TOUS COMPLICES, par zébu

Billet invité.

Tous ?

Non.
Quelques millions seulement : les ‘rentiers’.
Non, pas ceux qui ont suffisamment de revenus pour ne pas sentir l’haleine visqueuse de la crise, que ce soit en salaire et/ou en revenus mobiliers. Pour ceux-là, si l’enfer doit arriver, il arrivera bien assez tôt pour ne pas profiter dès maintenant de ces revenus.
Ne parlons pas non plus des ultra-riches, ceux qui ont hérité ou qui ne savent plus quoi faire de leur pognon durement acquis ‘sur les marchés’. Ils se délocalisent aussi bien que leurs capitaux.
Non.
Les fumeuses ‘classes moyennes’, celles qui n’ont que leurs salaires comme revenus et dont le reliquat, ce qui reste quand la crise n’a pas tout bouffé, est ‘placé’.
Attention, ce ne sont pas non plus ‘les épargnants’ : ceux qui versent le ‘reliquat’ sur des comptes d’épargne réglementée.
Ceux là savent que ce qu’ils versent n’est qu’un supplément pour les vieux jours comme le petit chocolat avec le café, pour les coups durs de la vie, juste pour pouvoir avoir la bouche à la surface de l’eau, si nécessaire.
Rien à voir avec ceux qui ‘placent‘, le plus souvent en assurance-vie (mais ce peut aussi être dans l’immobilier locatif défiscalisé, …) : rentable, défiscalisée, sûre.
Ceux là, ils escomptent le surplus que produit l’intérêt pour pallier les faiblesses ou aux absences des salaires qu’ils ont, pour pallier aussi les faiblesses des retraites qu’on leur promet et même pour pouvoir payer les études, de plus en plus chères, des gamins. Et si tout va bien, léguer, en sus, d’un patrimoine immobilier durement payé durant de longues années, un surplus dont ils espèrent qu’il permettra à leur descendance de survivre plus confortablement face à la compétition généralisée de tous contre tous.
Ceux là
comptent sur les intérêts produits par leurs contrats, comptent sur la sécurité qu’on leur garantit, comptent sur la défiscalisation pour adoucir l’impôt (qu’ils payent) et comptent sur l’absence de droits de mutation sur ce patrimoine en cas de décès.
Et quand on a autant de gens qui
comptent, on ne fait pas le nombre : on s’incline.

Imaginez.
Vous allez traverser un désert. Vous le savez. Vous avez fait des réserves d’eau, qui devraient être suffisantes, pour le traverser.
On vous a garanti que vous auriez cette eau pendant la traversée et même plus, après.Puis on vous dit soudain que non, c’est plus possible. En pleine traversée.
Trop tard, bien trop tard pour retourner sur ses pas.
Imaginez. La folie, l’angoisse … Des millions de ‘rentiers’, paniqués, hagards.

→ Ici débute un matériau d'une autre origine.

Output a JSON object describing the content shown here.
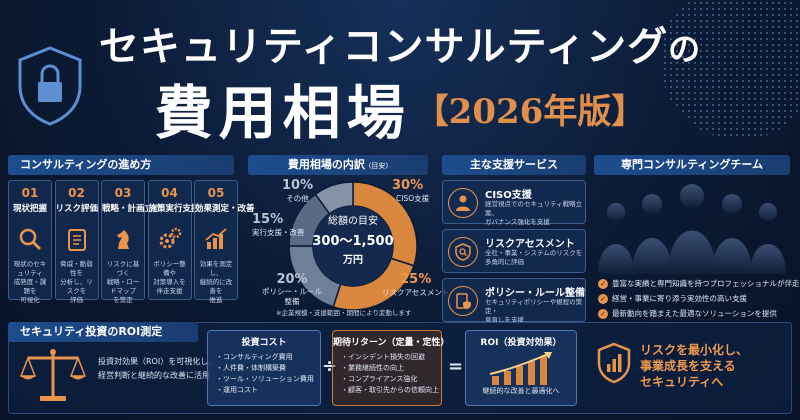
{
  "title": {
    "line1": "セキュリティコンサルティング",
    "line1_suffix": "の",
    "line2": "費用相場",
    "year": "【2026年版】"
  },
  "process": {
    "header": "コンサルティングの進め方",
    "steps": [
      {
        "num": "01",
        "title": "現状把握",
        "icon": "magnifier-icon",
        "desc": "現状のセキュリティ\n成熟度・課題を\n可視化"
      },
      {
        "num": "02",
        "title": "リスク評価",
        "icon": "clipboard-icon",
        "desc": "脅威・脆弱性を\n分析し、リスクを\n評価"
      },
      {
        "num": "03",
        "title": "戦略・計画立案",
        "icon": "chess-knight-icon",
        "desc": "リスクに基づく\n戦略・ロードマップ\nを策定"
      },
      {
        "num": "04",
        "title": "施策実行支援",
        "icon": "gears-icon",
        "desc": "ポリシー整備や\n対策導入を\n伴走支援"
      },
      {
        "num": "05",
        "title": "効果測定・改善",
        "icon": "chart-icon",
        "desc": "効果を測定し、\n継続的に改善を\n推進"
      }
    ]
  },
  "breakdown": {
    "header": "費用相場の内訳",
    "header_note": "(目安)",
    "center_l1": "総額の目安",
    "center_l2": "300～1,500",
    "center_l3": "万円",
    "slices": [
      {
        "pct": "30%",
        "label": "CISO支援",
        "value": 30,
        "color": "#d9873f"
      },
      {
        "pct": "25%",
        "label": "リスクアセスメント",
        "value": 25,
        "color": "#d9873f"
      },
      {
        "pct": "20%",
        "label": "ポリシー・ルール\n整備",
        "value": 20,
        "color": "#6e7f99"
      },
      {
        "pct": "15%",
        "label": "実行支援・改善",
        "value": 15,
        "color": "#5a6a85"
      },
      {
        "pct": "10%",
        "label": "その他",
        "value": 10,
        "color": "#8592a8"
      }
    ],
    "footnote": "※企業規模・支援範囲・期間により変動します"
  },
  "services": {
    "header": "主な支援サービス",
    "items": [
      {
        "name": "CISO支援",
        "icon": "person-icon",
        "desc": "経営視点でのセキュリティ戦略立案、\nガバナンス強化を支援"
      },
      {
        "name": "リスクアセスメント",
        "icon": "shield-search-icon",
        "desc": "全社・事業・システムのリスクを\n多角的に評価"
      },
      {
        "name": "ポリシー・ルール整備",
        "icon": "document-shield-icon",
        "desc": "セキュリティポリシーや規程の策定・\n見直しを支援"
      }
    ]
  },
  "team": {
    "header": "専門コンサルティングチーム",
    "bullets": [
      "豊富な実績と専門知識を持つプロフェッショナルが伴走",
      "経営・事業に寄り添う実効性の高い支援",
      "最新動向を踏まえた最適なソリューションを提供"
    ]
  },
  "roi": {
    "header": "セキュリティ投資のROI測定",
    "desc": "投資対効果（ROI）を可視化し、\n経営判断と継続的な改善に活用",
    "cost": {
      "title": "投資コスト",
      "items": [
        "コンサルティング費用",
        "人件費・体制構築費",
        "ツール・ソリューション費用",
        "運用コスト"
      ]
    },
    "divide": "÷",
    "returns": {
      "title": "期待リターン（定量・定性）",
      "items": [
        "インシデント損失の回避",
        "業務継続性の向上",
        "コンプライアンス強化",
        "顧客・取引先からの信頼向上"
      ]
    },
    "equals": "=",
    "roi_box": {
      "title": "ROI（投資対効果）",
      "sub": "継続的な改善と最適化へ"
    },
    "slogan": "リスクを最小化し、\n事業成長を支える\nセキュリティへ"
  }
}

A moins de leur dire de suite que vous savez comment sortir de ce désert, je ne donne pas cher de votre peau.
Les autres, les pas ‘rentiers’, eux, ont l’habitude du désert et un bon nombre sont déjà sur le bord de la route, avec quelques gouttes d’eau.
A attendre.

Le pacte, le ‘contrat’ social, actuellement, c’est ça.

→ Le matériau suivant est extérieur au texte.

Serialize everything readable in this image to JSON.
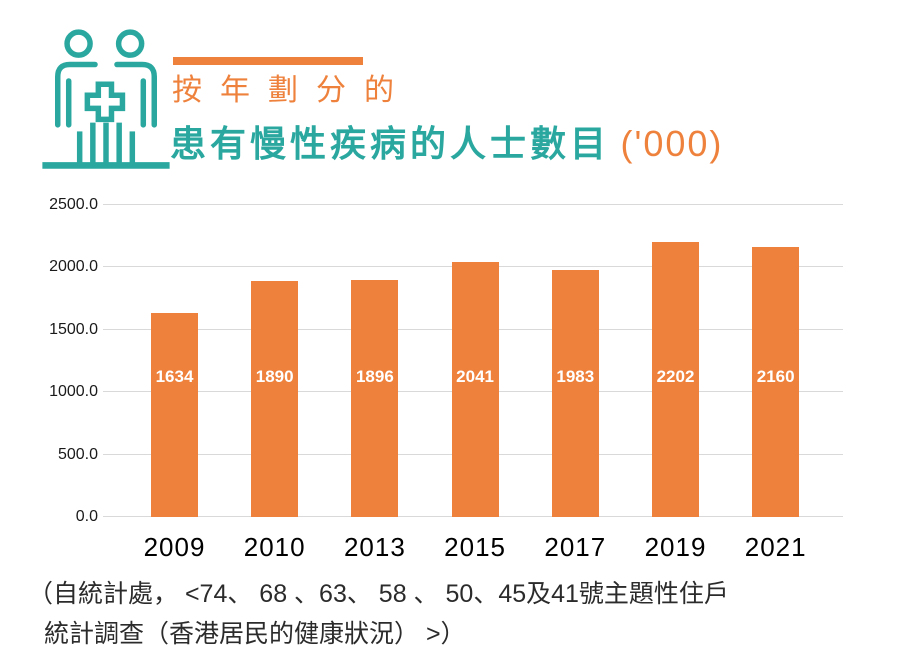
{
  "header": {
    "icon": "people-with-medical-cross",
    "subtitle": "按年劃分的",
    "title": "患有慢性疾病的人士數目",
    "unit": "('000)"
  },
  "chart_data": {
    "type": "bar",
    "title": "按年劃分的患有慢性疾病的人士數目 ('000)",
    "categories": [
      "2009",
      "2010",
      "2013",
      "2015",
      "2017",
      "2019",
      "2021"
    ],
    "values": [
      1634,
      1890,
      1896,
      2041,
      1983,
      2202,
      2160
    ],
    "xlabel": "",
    "ylabel": "",
    "ylim": [
      0,
      2500
    ],
    "ytick_step": 500,
    "ytick_labels": [
      "0.0",
      "500.0",
      "1000.0",
      "1500.0",
      "2000.0",
      "2500.0"
    ],
    "grid": true,
    "legend": false,
    "value_labels_inside_bars": true
  },
  "footnote": {
    "line1": "（自統計處， <74、 68 、63、 58 、 50、45及41號主題性住戶",
    "line2": "統計調查（香港居民的健康狀況） >）"
  },
  "colors": {
    "teal": "#2AA8A0",
    "orange": "#EE823D",
    "grid": "#D9D9D9",
    "value_label": "#FFFFFF",
    "axis_text": "#1A1A1A",
    "footnote_text": "#2B2B2B"
  }
}
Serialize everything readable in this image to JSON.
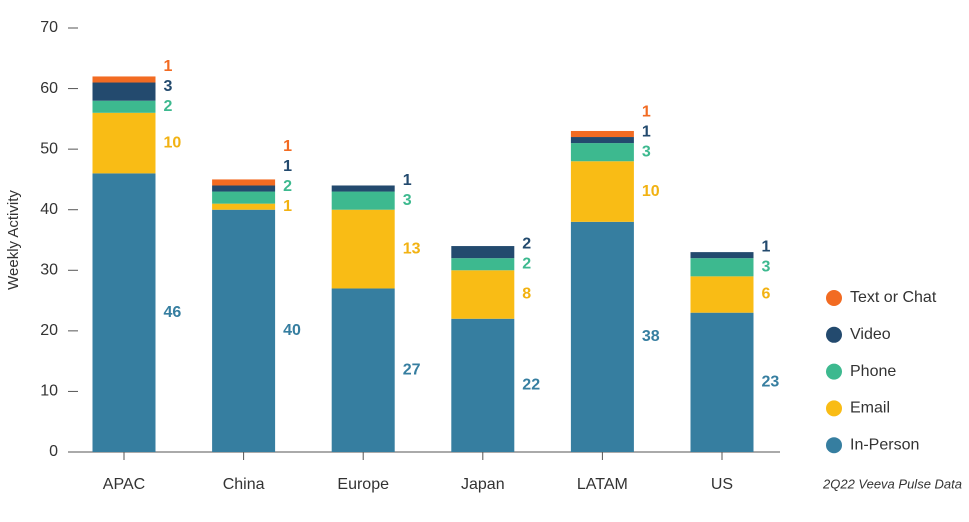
{
  "chart_data": {
    "type": "stacked_bar",
    "y_label": "Weekly Activity",
    "source": "2Q22 Veeva Pulse Data",
    "categories": [
      "APAC",
      "China",
      "Europe",
      "Japan",
      "LATAM",
      "US"
    ],
    "series": [
      {
        "name": "In-Person",
        "color": "#367ea0",
        "label_color": "#367ea0",
        "values": [
          46,
          40,
          27,
          22,
          38,
          23
        ]
      },
      {
        "name": "Email",
        "color": "#f9bc15",
        "label_color": "#f2b212",
        "values": [
          10,
          1,
          13,
          8,
          10,
          6
        ]
      },
      {
        "name": "Phone",
        "color": "#3db98f",
        "label_color": "#3db98f",
        "values": [
          2,
          2,
          3,
          2,
          3,
          3
        ]
      },
      {
        "name": "Video",
        "color": "#234a6e",
        "label_color": "#234a6e",
        "values": [
          3,
          1,
          1,
          2,
          1,
          1
        ]
      },
      {
        "name": "Text or Chat",
        "color": "#f26b22",
        "label_color": "#f26b22",
        "values": [
          1,
          1,
          null,
          null,
          1,
          null
        ]
      }
    ],
    "ylim": [
      0,
      70
    ],
    "yticks": [
      0,
      10,
      20,
      30,
      40,
      50,
      60,
      70
    ]
  }
}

Si le politique vient à faire défaut aux ‘rentiers’, c’est la fin des ‘rentiers’ : qu’un État, ou pire, qu’un ‘fournisseur de contrats d’assurances-vie’, fasse défaut, et c’est la révolte.
Mieux vaut encore laisser filer la dette publique.

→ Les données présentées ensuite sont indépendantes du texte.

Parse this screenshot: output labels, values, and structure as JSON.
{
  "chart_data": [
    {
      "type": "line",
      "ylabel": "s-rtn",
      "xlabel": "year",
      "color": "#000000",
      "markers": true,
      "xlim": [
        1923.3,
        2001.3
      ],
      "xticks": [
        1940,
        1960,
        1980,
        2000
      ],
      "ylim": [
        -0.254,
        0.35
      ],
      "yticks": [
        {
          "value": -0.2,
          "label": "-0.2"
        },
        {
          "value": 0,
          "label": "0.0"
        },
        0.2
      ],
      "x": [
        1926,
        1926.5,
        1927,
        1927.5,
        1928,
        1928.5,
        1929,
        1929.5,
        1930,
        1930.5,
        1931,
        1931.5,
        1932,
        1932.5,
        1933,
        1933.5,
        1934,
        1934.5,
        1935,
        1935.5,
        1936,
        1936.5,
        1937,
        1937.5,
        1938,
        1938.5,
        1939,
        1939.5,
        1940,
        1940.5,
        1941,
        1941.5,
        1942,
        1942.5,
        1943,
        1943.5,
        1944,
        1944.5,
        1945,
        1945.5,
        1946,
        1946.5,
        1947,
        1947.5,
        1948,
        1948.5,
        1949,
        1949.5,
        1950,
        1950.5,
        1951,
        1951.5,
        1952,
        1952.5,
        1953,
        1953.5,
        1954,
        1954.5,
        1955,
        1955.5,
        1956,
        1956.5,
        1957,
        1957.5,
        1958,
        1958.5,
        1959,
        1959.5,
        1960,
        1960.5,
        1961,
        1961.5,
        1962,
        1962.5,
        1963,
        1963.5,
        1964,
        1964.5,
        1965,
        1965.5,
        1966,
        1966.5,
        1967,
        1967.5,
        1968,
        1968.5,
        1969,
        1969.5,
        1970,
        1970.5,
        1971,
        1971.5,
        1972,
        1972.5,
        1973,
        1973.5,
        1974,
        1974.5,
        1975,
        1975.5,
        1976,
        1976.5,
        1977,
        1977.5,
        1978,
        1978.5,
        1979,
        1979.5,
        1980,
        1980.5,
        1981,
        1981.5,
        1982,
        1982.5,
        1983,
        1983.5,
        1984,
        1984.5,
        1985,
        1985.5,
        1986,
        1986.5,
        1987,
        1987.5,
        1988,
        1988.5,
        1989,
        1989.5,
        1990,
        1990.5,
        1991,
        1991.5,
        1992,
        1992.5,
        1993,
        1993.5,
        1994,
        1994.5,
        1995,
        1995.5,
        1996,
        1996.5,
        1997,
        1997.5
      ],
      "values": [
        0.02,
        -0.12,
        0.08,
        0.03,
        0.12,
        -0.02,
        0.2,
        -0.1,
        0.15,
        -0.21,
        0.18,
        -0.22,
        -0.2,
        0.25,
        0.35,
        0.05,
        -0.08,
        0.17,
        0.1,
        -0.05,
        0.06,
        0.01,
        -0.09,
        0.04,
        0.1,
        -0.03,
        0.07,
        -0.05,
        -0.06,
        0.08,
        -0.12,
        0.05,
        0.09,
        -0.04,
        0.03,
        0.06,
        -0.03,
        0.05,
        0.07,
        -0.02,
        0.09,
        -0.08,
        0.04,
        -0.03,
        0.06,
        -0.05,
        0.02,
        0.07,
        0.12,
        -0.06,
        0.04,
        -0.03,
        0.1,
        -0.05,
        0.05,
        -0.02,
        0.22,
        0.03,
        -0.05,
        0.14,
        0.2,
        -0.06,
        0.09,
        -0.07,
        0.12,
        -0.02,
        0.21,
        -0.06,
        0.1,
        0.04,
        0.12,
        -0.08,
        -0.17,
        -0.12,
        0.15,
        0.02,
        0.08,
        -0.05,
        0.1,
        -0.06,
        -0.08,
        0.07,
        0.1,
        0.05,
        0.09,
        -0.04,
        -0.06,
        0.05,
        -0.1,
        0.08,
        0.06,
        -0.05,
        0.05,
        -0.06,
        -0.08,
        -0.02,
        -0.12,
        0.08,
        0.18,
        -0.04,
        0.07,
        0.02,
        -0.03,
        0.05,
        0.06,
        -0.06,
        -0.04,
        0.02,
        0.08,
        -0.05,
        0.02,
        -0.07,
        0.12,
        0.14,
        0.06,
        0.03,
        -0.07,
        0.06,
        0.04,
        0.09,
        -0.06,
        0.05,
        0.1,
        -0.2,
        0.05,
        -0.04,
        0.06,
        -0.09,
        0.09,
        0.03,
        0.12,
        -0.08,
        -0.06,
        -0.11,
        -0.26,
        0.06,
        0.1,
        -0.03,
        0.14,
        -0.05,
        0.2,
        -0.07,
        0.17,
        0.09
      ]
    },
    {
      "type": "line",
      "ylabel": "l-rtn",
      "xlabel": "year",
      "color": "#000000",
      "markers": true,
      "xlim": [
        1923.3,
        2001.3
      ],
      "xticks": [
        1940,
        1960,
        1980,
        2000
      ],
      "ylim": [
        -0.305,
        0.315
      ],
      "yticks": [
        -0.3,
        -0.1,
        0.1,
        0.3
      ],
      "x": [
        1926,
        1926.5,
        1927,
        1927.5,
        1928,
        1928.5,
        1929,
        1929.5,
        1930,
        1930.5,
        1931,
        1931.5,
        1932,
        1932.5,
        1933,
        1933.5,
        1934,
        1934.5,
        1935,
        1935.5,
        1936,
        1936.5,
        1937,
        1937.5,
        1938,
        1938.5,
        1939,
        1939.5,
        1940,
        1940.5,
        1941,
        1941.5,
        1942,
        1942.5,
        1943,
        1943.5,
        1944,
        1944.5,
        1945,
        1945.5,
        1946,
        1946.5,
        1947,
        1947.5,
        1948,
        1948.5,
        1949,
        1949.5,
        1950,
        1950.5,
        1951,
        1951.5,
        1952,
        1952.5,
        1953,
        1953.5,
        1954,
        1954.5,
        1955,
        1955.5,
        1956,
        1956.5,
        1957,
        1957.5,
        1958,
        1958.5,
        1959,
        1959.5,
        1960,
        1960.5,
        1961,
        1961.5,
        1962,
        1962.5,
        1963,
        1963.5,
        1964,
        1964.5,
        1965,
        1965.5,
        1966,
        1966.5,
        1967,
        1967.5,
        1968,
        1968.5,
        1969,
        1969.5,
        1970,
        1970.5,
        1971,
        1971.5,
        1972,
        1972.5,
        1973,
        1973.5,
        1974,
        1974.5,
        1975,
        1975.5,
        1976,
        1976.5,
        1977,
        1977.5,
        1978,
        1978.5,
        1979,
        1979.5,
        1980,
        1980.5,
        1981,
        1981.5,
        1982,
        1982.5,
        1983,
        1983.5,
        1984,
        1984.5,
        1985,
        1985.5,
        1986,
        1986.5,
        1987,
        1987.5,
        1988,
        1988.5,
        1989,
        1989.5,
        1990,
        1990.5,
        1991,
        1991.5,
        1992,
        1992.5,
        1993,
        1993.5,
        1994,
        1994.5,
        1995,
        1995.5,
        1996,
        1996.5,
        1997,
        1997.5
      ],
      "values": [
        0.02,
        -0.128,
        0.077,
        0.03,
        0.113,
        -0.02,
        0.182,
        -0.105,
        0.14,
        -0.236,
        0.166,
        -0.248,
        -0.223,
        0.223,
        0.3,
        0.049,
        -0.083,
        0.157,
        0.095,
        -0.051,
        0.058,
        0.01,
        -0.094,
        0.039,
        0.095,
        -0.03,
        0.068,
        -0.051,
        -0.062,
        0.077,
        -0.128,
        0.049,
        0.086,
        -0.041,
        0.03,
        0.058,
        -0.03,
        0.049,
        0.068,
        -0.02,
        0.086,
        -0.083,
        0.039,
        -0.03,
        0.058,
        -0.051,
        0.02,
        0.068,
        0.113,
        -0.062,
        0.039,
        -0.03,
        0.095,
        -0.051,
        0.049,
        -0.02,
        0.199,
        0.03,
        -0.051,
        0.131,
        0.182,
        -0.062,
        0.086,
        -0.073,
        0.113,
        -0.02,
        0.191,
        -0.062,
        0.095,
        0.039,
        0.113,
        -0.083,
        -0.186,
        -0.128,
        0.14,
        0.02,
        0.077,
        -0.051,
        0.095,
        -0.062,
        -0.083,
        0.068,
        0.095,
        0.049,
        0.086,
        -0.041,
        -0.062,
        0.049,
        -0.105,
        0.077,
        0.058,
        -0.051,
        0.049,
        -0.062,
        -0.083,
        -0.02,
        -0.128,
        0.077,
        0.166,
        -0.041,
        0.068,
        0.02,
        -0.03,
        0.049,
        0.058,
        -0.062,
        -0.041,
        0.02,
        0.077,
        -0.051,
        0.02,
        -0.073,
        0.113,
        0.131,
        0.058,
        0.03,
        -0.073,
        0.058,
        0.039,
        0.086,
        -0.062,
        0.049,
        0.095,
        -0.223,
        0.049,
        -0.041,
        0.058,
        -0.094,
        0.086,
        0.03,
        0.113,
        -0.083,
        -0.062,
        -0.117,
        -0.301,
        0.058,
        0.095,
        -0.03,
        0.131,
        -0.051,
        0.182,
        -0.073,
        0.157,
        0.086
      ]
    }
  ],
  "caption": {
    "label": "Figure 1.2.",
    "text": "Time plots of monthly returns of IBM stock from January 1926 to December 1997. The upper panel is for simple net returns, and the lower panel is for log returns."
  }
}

Si le rentier vient à faire défaut aux politiques, c’est la fin des politiques : car les ‘rentiers’ élisent ceux qui garantissent le mieux leur traversée, comme on choisit le passeur du Styx, en s’acquittant d’un vote pour le passage.

La ‘démocratie’ ?

Je ne sais pas.
Je ne suis pas ‘rentier’.
Ni politique.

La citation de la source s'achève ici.